Aritzona primary, August 2016, via AZCentral.
Yesterday I posted my picture of big lines around my polling place, and all over the country journalists and twitterati were doing the same, in the liberal equivalent of measuring a candidate's popularity by the number of yard signs (forgetting, among other things, that more Democrats live in urban settings and/or have less money and are therefore less likely to have a yard to put their sign in), and assuming a massive, groundbreaking turnout, the most ever, because everyplace I went seemed to have a pretty fantastic turnout, and what's that you say? I only went to one place?

And a lot of people probably still think there was a heavy turnout, but there wasn't, as it happens. In fact it was pretty mediocre all round, as we learn from the numbers collected by the US Elections Project, and by a considerable way the lowest since the dreadful year 2000 (though far from as bad as it was in 1996, the year of the Great Triangulation):

1992: 58.1% of the Voter Eligible Population (VEP)
1996: 51.7%
2000: 54.2%
2004: 60.1%
2008: 61.6%
2012: 58.2%
2016: 55.6%

If I'd known that, instead of being told the opposite by the media—

Americans may have just crushed a voter-turnout record

(said a headline in Business Insider, though the story itself made it clear nothing of the sort had happened)

—I'd have had a much better idea of what was going on yesterday, because I've long felt that elections in the United States are won and lost by those who decide it's not worth the trouble of showing up, above all those who are in real need and don't get a sense that there's a candidate who cares and has an idea of what to do about it. This year they kept telling us that the "forgotten man" was that underqualified white worker whose life is going nowhere and who's going to vote for Trump because only Trump understands him—and I've kept saying that underqualified white worker isn't voting at all, or isn't voting in numbers enough to make a difference, or is making a marked difference by staying home; the Trump voter, in contrast, is just a traditional old petit-bourgeois racist, and now I think I've seen some evidence that this is the case.
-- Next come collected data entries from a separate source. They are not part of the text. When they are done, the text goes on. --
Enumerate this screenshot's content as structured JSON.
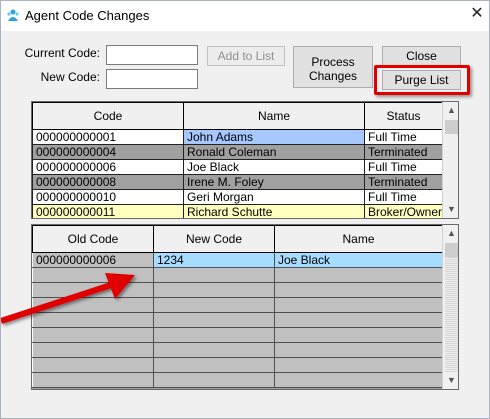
{
  "window": {
    "title": "Agent Code Changes",
    "close_glyph": "✕"
  },
  "form": {
    "current_code_label": "Current Code:",
    "new_code_label": "New Code:",
    "current_code_value": "",
    "new_code_value": ""
  },
  "buttons": {
    "add_to_list": "Add to List",
    "process_changes_line1": "Process",
    "process_changes_line2": "Changes",
    "close": "Close",
    "purge_list": "Purge List"
  },
  "agents_grid": {
    "columns": [
      "Code",
      "Name",
      "Status"
    ],
    "rows": [
      {
        "code": "000000000001",
        "name": "John Adams",
        "status": "Full Time"
      },
      {
        "code": "000000000004",
        "name": "Ronald Coleman",
        "status": "Terminated"
      },
      {
        "code": "000000000006",
        "name": "Joe Black",
        "status": "Full Time"
      },
      {
        "code": "000000000008",
        "name": "Irene M. Foley",
        "status": "Terminated"
      },
      {
        "code": "000000000010",
        "name": "Geri Morgan",
        "status": "Full Time"
      },
      {
        "code": "000000000011",
        "name": "Richard Schutte",
        "status": "Broker/Owner"
      }
    ]
  },
  "changes_grid": {
    "columns": [
      "Old Code",
      "New Code",
      "Name"
    ],
    "rows": [
      {
        "old_code": "000000000006",
        "new_code": "1234",
        "name": "Joe Black"
      }
    ]
  },
  "icons": {
    "app": "app-icon",
    "annotation": "red-arrow-annotation"
  },
  "colors": {
    "highlight": "#e00000",
    "selected_row": "#a6dcff",
    "terminated_row": "#a0a0a0",
    "broker_row": "#ffffc0"
  }
}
This is thanks to the excellent graphics in CNN's report of the exit polls, credit where credit is due (especially since none of the tweeps, as usual, linked to the source), with particular attention to the charts of voters by age and income:

Where you can see in the first place that yes, the age divide was very strong, Clinton winning solidly with people under 40 (in spite of a predilection for third parties) and Trump a bit less solidly with those older; and also that the income divide was very strong, Clinton being the clear favorite of those earning under the median income (approximately) and Trump the somewhat closer favorite of those earning more.

That second thing is what people are getting excited about, because we've been hearing so much about that miserable white working class voter who is not at all racist but voted for the Trump out of pure economic anxiety because Nafta stole his job 25 years ago, and these data on their face suggest the more conventional thought that Trump is a normal Republican, who appeals especially to those who pay a lot of federal tax. Which is just what I want to hear, of course, but people need to be careful with it, because race is a factor as well.
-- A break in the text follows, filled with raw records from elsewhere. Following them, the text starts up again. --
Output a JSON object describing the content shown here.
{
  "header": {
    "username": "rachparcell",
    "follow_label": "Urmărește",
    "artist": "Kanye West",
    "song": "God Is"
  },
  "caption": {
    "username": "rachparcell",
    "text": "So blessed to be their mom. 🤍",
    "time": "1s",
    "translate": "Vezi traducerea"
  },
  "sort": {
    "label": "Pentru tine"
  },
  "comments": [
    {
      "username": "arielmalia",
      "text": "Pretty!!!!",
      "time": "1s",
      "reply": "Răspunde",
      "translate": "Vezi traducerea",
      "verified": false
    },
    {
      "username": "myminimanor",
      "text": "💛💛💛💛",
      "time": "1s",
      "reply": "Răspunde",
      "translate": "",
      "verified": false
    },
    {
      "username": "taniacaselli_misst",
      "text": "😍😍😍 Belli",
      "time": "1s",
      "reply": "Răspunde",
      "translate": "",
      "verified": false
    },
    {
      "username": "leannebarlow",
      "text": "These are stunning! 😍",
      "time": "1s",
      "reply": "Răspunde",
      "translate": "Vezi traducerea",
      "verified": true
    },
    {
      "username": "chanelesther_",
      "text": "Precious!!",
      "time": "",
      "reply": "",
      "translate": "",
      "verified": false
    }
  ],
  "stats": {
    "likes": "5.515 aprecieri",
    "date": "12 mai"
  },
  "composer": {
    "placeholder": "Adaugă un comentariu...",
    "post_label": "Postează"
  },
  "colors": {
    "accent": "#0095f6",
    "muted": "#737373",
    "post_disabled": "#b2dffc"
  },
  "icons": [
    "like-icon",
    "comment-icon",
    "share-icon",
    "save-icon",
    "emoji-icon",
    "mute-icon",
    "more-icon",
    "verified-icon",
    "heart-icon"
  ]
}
That is, black and brown people will presumably be more present at the lower income levels than the higher ones, because that's how American society has always been arranged, so maybe it only looks as if poor people overall prefer Clinton, when it's just the black and brown people that do. Unfortunately CNN doesn't give us a breakdown of income level by race, so we can't really test that directly.

They do, on the other hand, give us a breakdown of age by race, and what that shows you is that younger white voters were both more likely to vote for a third party candidate than their white elders and much more likely to vote for Clinton. But there weren't, as we know, that many of them; people under 40, we know from the first chart, made up just 36% of the total number of voters, as against 64% for the over-40s whereas in the total voting eligible population 44% are 18-44 and about 40% are 45 and up.

Similarly 36% of the voters have household incomes of $50K or less, compared to 64% making more, but in the total VEP, 48% of the population is at $50K or under. So people with less money simply vote a lot less.

Oh, also nonvoters are more liberal than voters on the whole:

I know nobody wants to talk about this any more, but they are why Bernie Sanders didn't win the nomination—he said they'd come out en masse for primaries and instead he mostly only won limited-attendance caucuses. They didn't believe Clinton and they didn't believe Bernie either. Now it looks as if the same relatively poor guys have elected Trump, not by voting for him, but by not troubling to vote against him, which is what made it a relatively crappy turnout on Tuesday.

I don't mean to be casting blame on them for it, either—it's really true that nobody thinks to communicate with these people, even when we have ideas that would benefit them, and they've got very good reason for being cynical, and many or most of them stayed home on Tuesday because they hadn't found a reason to go out. I'm just really sick of everybody suggesting that they are active and enthusiastic Trump voters, or that Trump "resonated" with them or made them "feel heard". As long as liberal-minded politicians keep thinking like that and failing to understand the character and behavior of the nonvoter, they will keep failing to get their votes.